A separate LaTeX template for Filler Queue Mode will be available. Inside the ProMS system, the filler QM proposals can be selected from the field “Service program” (Left figure above). The template itself is however quite different (Right figure above), and no scientific justification is required for HSC QM fillers. Boxes 1 (Title), 2 (Investigators), 5 (Targets) and 6 (Archive) are the same as for other kinds of applications. The Abstract in box 3 should briefly describe the scientific aim and methods. In box 4 “Observing Run” one should select “HSC’ as the instrument, specify the number of requested hours (\(\le 35\)), and set the transparency, seeing, and filters. Time-critical programs may be acceptable as Fillers, but the chance of OB execution might be small unless the PI sets very relaxed time constraints. Since ProMS cannot accept proposals with identical title, the PIs submitting filler proposals which have similar scientific objectives to their Normal or Intensive proposals have to use a different title.

Evaluation and ranking

Time allocation committee (TAC)

HSC QM proposals will be reviewed by external referees, who will evaluate their scientific content, and by Subaru support astronomers (SAs), who will check the technical feasibility. The time allocation committee (TAC) will then select and rank the proposals based mainly on the referee score. Filler proposals will not be sent to referees, and only the TAC will review them and decide about their acceptance.

Grade

Based on the scientific evaluation, the TAC will assign a Grade to each of the submitted proposals.

• Grade A
  will be given to QM proposals having a high score. The observatory will put the highest effort to complete these programs. However, even if they are incomplete, they will not be carried over to the next semester. Please reapply if missing data are crucial to the completion of your project.

• Grade B
  will be given to the rest of accepted HSC QM proposals.

• Grade C
  will be given to the non-accepted proposals, which, however, will get the permission from the TAC to be observed. In this way the TAC will ensure that there are more programs than necessary to fill the time reserved for QM, which gives more flexibility and backup options during observations. Grade C observations will be performed in good or reasonable weather, when there are no A or B targets.

• Grade F
  will be given to the Filler proposals, i.e. those intended for bad weather (transparency \(\le 0.4\) and/or seeing \(\ge 1.6''\)). Filler programs might also be executed during classical nights, if the current classical program has no adequate backup.

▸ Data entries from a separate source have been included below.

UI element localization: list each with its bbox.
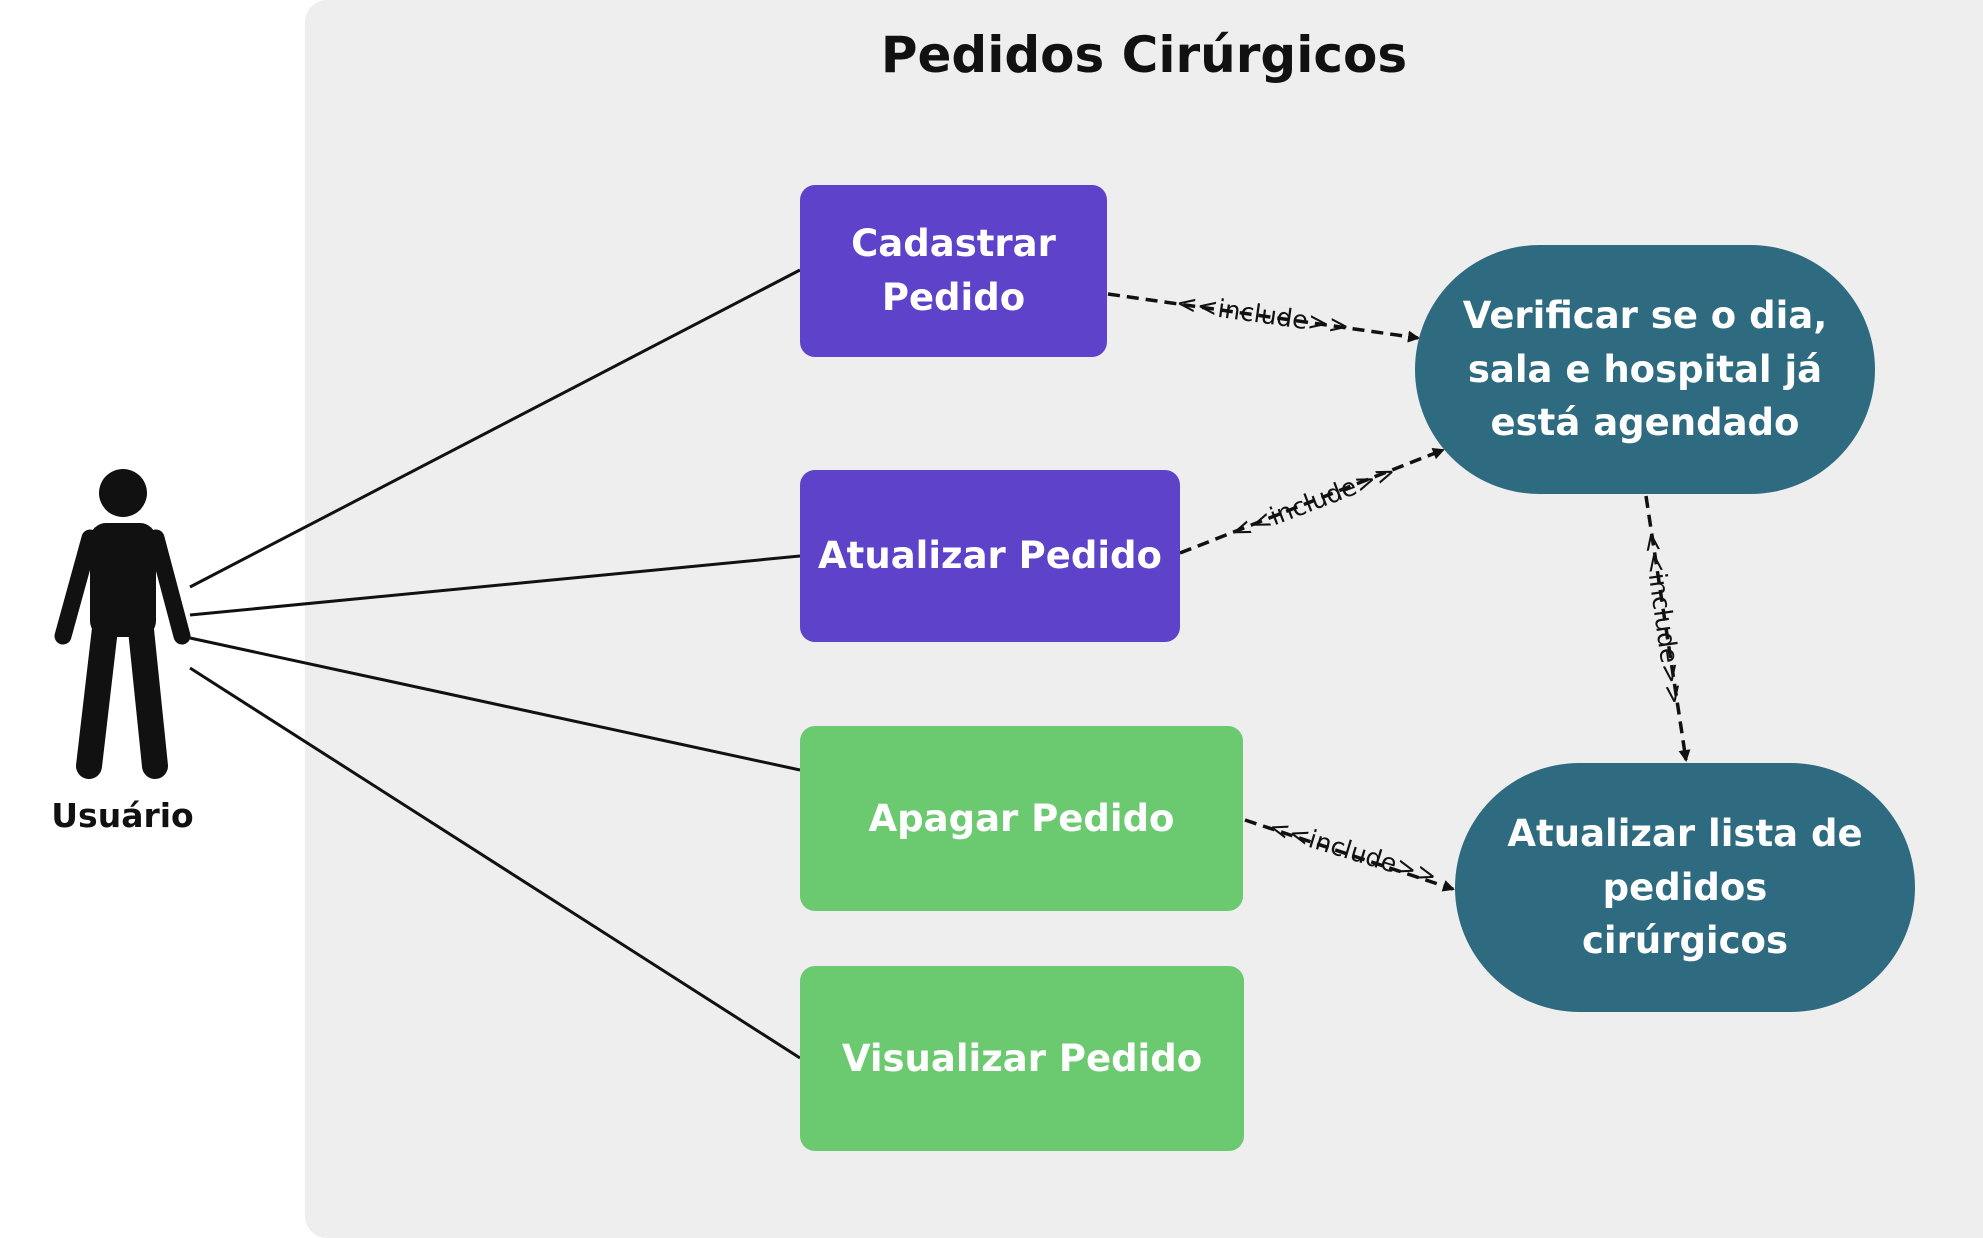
include-label-verificar: <<include>>	[1637, 530, 1690, 707]
use-case-visualizar-pedido: Visualizar Pedido	[800, 966, 1244, 1151]
association-atualizar	[189, 554, 801, 617]
include-arrow-verificar	[1644, 495, 1691, 762]
actor-left-leg	[76, 607, 119, 779]
include-label-atualizar: <<include>>	[1227, 457, 1400, 547]
include-arrow-cadastrar	[1107, 292, 1420, 343]
actor-right-arm	[147, 529, 191, 645]
use-case-apagar-pedido: Apagar Pedido	[800, 726, 1243, 911]
use-case-atualizar-lista: Atualizar lista de pedidos cirúrgicos	[1455, 763, 1915, 1012]
diagram-title: Pedidos Cirúrgicos	[880, 26, 1408, 84]
include-arrow-apagar	[1244, 818, 1455, 892]
use-case-atualizar-pedido: Atualizar Pedido	[800, 470, 1180, 642]
association-apagar	[189, 636, 801, 772]
actor-head	[99, 469, 147, 517]
include-arrow-atualizar	[1179, 448, 1445, 555]
include-label-apagar: <<include>>	[1265, 812, 1440, 891]
actor-label: Usuário	[51, 796, 194, 835]
actor-figure	[54, 469, 191, 779]
actor-right-leg	[127, 607, 168, 779]
use-case-verificar-agendamento: Verificar se o dia, sala e hospital já e…	[1415, 245, 1875, 494]
use-case-cadastrar-pedido: Cadastrar Pedido	[800, 185, 1107, 357]
association-visualizar	[189, 666, 801, 1060]
actor-left-arm	[54, 529, 99, 645]
association-cadastrar	[189, 268, 801, 589]
include-label-cadastrar: <<include>>	[1174, 288, 1351, 341]
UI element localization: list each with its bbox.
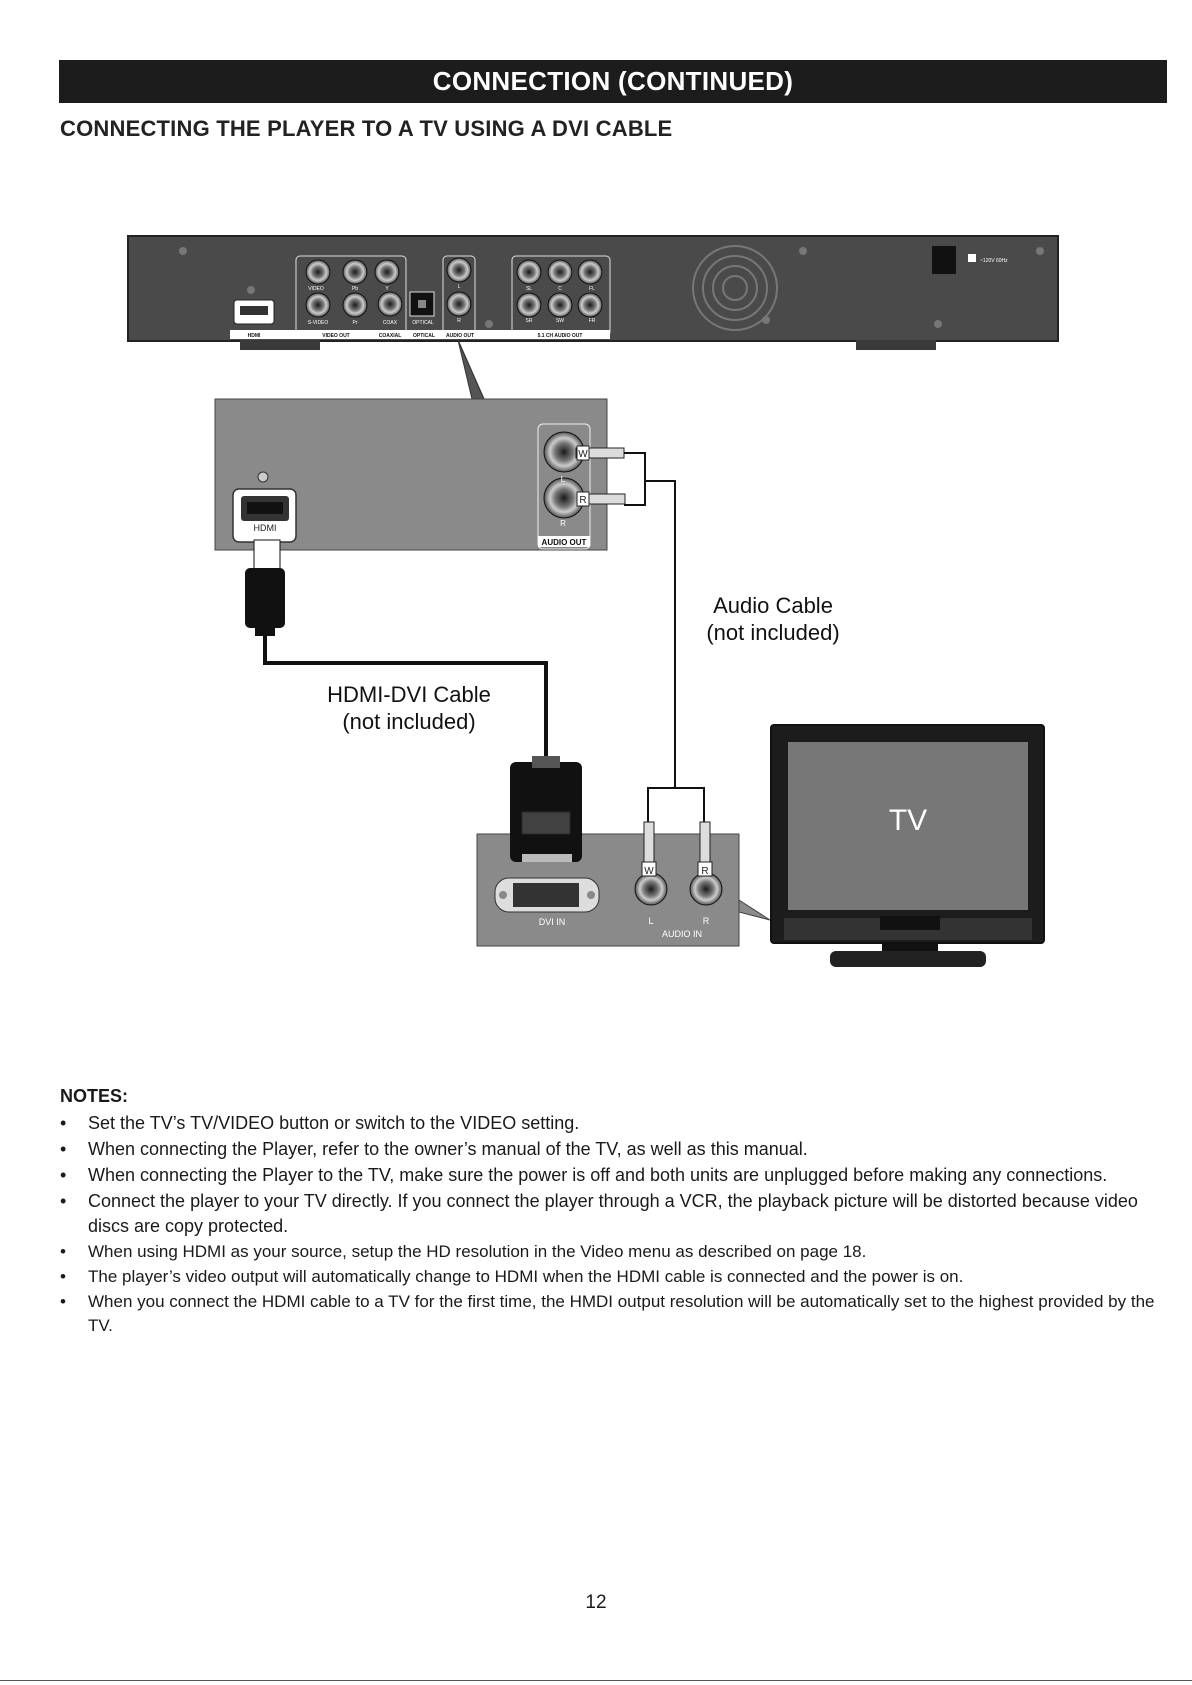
zoom-audio-out-label: AUDIO OUT xyxy=(542,538,587,547)
bullet: • xyxy=(60,1165,67,1185)
bullet: • xyxy=(60,1139,67,1159)
zoom-l-label: L xyxy=(561,475,566,484)
bullet: • xyxy=(60,1267,66,1286)
player-rear-panel: HDMI VIDEO Pb Y S-VIDEO Pr COAX OPTICAL … xyxy=(127,235,1059,350)
player-video-label: VIDEO xyxy=(308,286,324,292)
player-optical-small-label: OPTICAL xyxy=(412,320,434,326)
audio-in-label: AUDIO IN xyxy=(662,929,702,939)
note-item: • When connecting the Player, refer to th… xyxy=(60,1137,1170,1162)
note-item: • The player’s video output will automati… xyxy=(60,1265,1170,1289)
player-fl-label: FL xyxy=(589,286,595,292)
note-item: • Connect the player to your TV directly.… xyxy=(60,1189,1170,1239)
notes-heading: NOTES: xyxy=(60,1086,129,1106)
connection-diagram: HDMI VIDEO Pb Y S-VIDEO Pr COAX OPTICAL … xyxy=(127,235,1059,967)
audio-cable-label-line2: (not included) xyxy=(706,620,839,645)
note-text: When connecting the Player, refer to the… xyxy=(88,1139,808,1159)
note-item: • Set the TV’s TV/VIDEO button or switch … xyxy=(60,1111,1170,1136)
player-pr-label: Pr xyxy=(353,320,358,326)
tv-illustration: TV xyxy=(770,724,1045,967)
page-number: 12 xyxy=(585,1592,607,1613)
zoom-r-plug-label: R xyxy=(579,495,586,506)
notes-list: • Set the TV’s TV/VIDEO button or switch … xyxy=(60,1111,1170,1338)
note-text: Set the TV’s TV/VIDEO button or switch t… xyxy=(88,1113,580,1133)
player-svideo-label: S-VIDEO xyxy=(308,320,329,326)
bottom-rule xyxy=(0,1680,1192,1681)
section-title: CONNECTING THE PLAYER TO A TV USING A DV… xyxy=(60,116,673,141)
tv-w-plug-label: W xyxy=(644,866,654,877)
player-l-label: L xyxy=(458,284,461,290)
player-r-label: R xyxy=(457,318,461,324)
bullet: • xyxy=(60,1113,67,1133)
note-text: The player’s video output will automatic… xyxy=(88,1267,964,1286)
page-title: CONNECTION (CONTINUED) xyxy=(59,60,1167,103)
player-coax-label: COAX xyxy=(383,320,398,326)
fan-grille xyxy=(692,245,778,331)
zoom-hdmi-label: HDMI xyxy=(254,523,277,533)
player-optical-label: OPTICAL xyxy=(413,333,435,339)
note-text: Connect the player to your TV directly. … xyxy=(88,1191,1138,1236)
player-sw-label: SW xyxy=(556,318,564,324)
bullet: • xyxy=(60,1242,66,1261)
note-text: When connecting the Player to the TV, ma… xyxy=(88,1165,1108,1185)
hdmi-dvi-cable-label-line1: HDMI-DVI Cable xyxy=(327,682,491,707)
tv-audio-l-label: L xyxy=(648,916,653,926)
player-hdmi-section-label: HDMI xyxy=(248,333,261,339)
player-y-label: Y xyxy=(385,286,389,292)
note-item: • When connecting the Player to the TV, m… xyxy=(60,1163,1170,1188)
zoom-w-plug-label: W xyxy=(578,449,588,460)
player-51-audio-out-label: 5.1 CH AUDIO OUT xyxy=(538,333,583,339)
hdmi-dvi-cable-label-line2: (not included) xyxy=(342,709,475,734)
player-pb-label: Pb xyxy=(352,286,358,292)
notes-section: NOTES: • Set the TV’s TV/VIDEO button or … xyxy=(60,1086,1170,1339)
player-sr-label: SR xyxy=(526,318,533,324)
note-item: • When you connect the HDMI cable to a TV… xyxy=(60,1290,1170,1338)
player-c-label: C xyxy=(558,286,562,292)
tv-audio-r-label: R xyxy=(703,916,710,926)
player-video-out-label: VIDEO OUT xyxy=(322,333,350,339)
player-fr-label: FR xyxy=(589,318,596,324)
tv-r-plug-label: R xyxy=(701,866,708,877)
player-coaxial-label: COAXIAL xyxy=(379,333,402,339)
audio-cable-label-line1: Audio Cable xyxy=(713,593,833,618)
zoomed-player-panel: HDMI L R AUDIO OUT W R xyxy=(214,398,626,551)
dvi-in-label: DVI IN xyxy=(539,917,566,927)
note-item: • When using HDMI as your source, setup t… xyxy=(60,1240,1170,1264)
tv-label: TV xyxy=(889,804,927,837)
zoom-r-label: R xyxy=(560,519,566,528)
bullet: • xyxy=(60,1292,66,1311)
player-sl-label: SL xyxy=(526,286,532,292)
note-text: When using HDMI as your source, setup th… xyxy=(88,1242,867,1261)
note-text: When you connect the HDMI cable to a TV … xyxy=(88,1292,1155,1335)
power-rating-label: ~120V 60Hz xyxy=(980,258,1008,264)
player-audio-out-label: AUDIO OUT xyxy=(446,333,474,339)
bullet: • xyxy=(60,1191,67,1211)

When the constraints of a Grade A, B, or C proposal are found to be too severe, they become a subject of “relaxation”, in order to increase the probability of their execution. This may be requested by the TAC, or by SAs during Phase 2, or even during the observing run (see Changes in OBs).

Acceptance letters (AL)

After the proposal evaluation, each PI will receive an acceptance letter (AL), not later than two weeks after the TAC meeting. The AL will include such information as: acceptance judgment, referee score, Grade, and comments from referees and SAs. For Grade B and C proposals, in the AL the TAC may also ask to relax the observing constraints. Moreover, the ALs will include the request for preparation of OBs (Phase 2; see next chapter), together with all necessary deadlines and web addresses, as well as the values of the total allocated time and observing constraints (used for OB validity check, see next Chapter).

Grade C program PIs will be asked whether they still wish to participate in the queue programs, given the fact that the completion rate of Grade C programs is very low, typically less than 10%. For Grade F, the TAC will notify whether the program was allowed for observations or not. Once the OBs for Grade C and F are submitted (Phase 2), there will be no further iteration process involving the PI, although the QWG may make minor changes.

Note that the proposal Grade may later be published, however the referee score and all comments will only be known to the PI.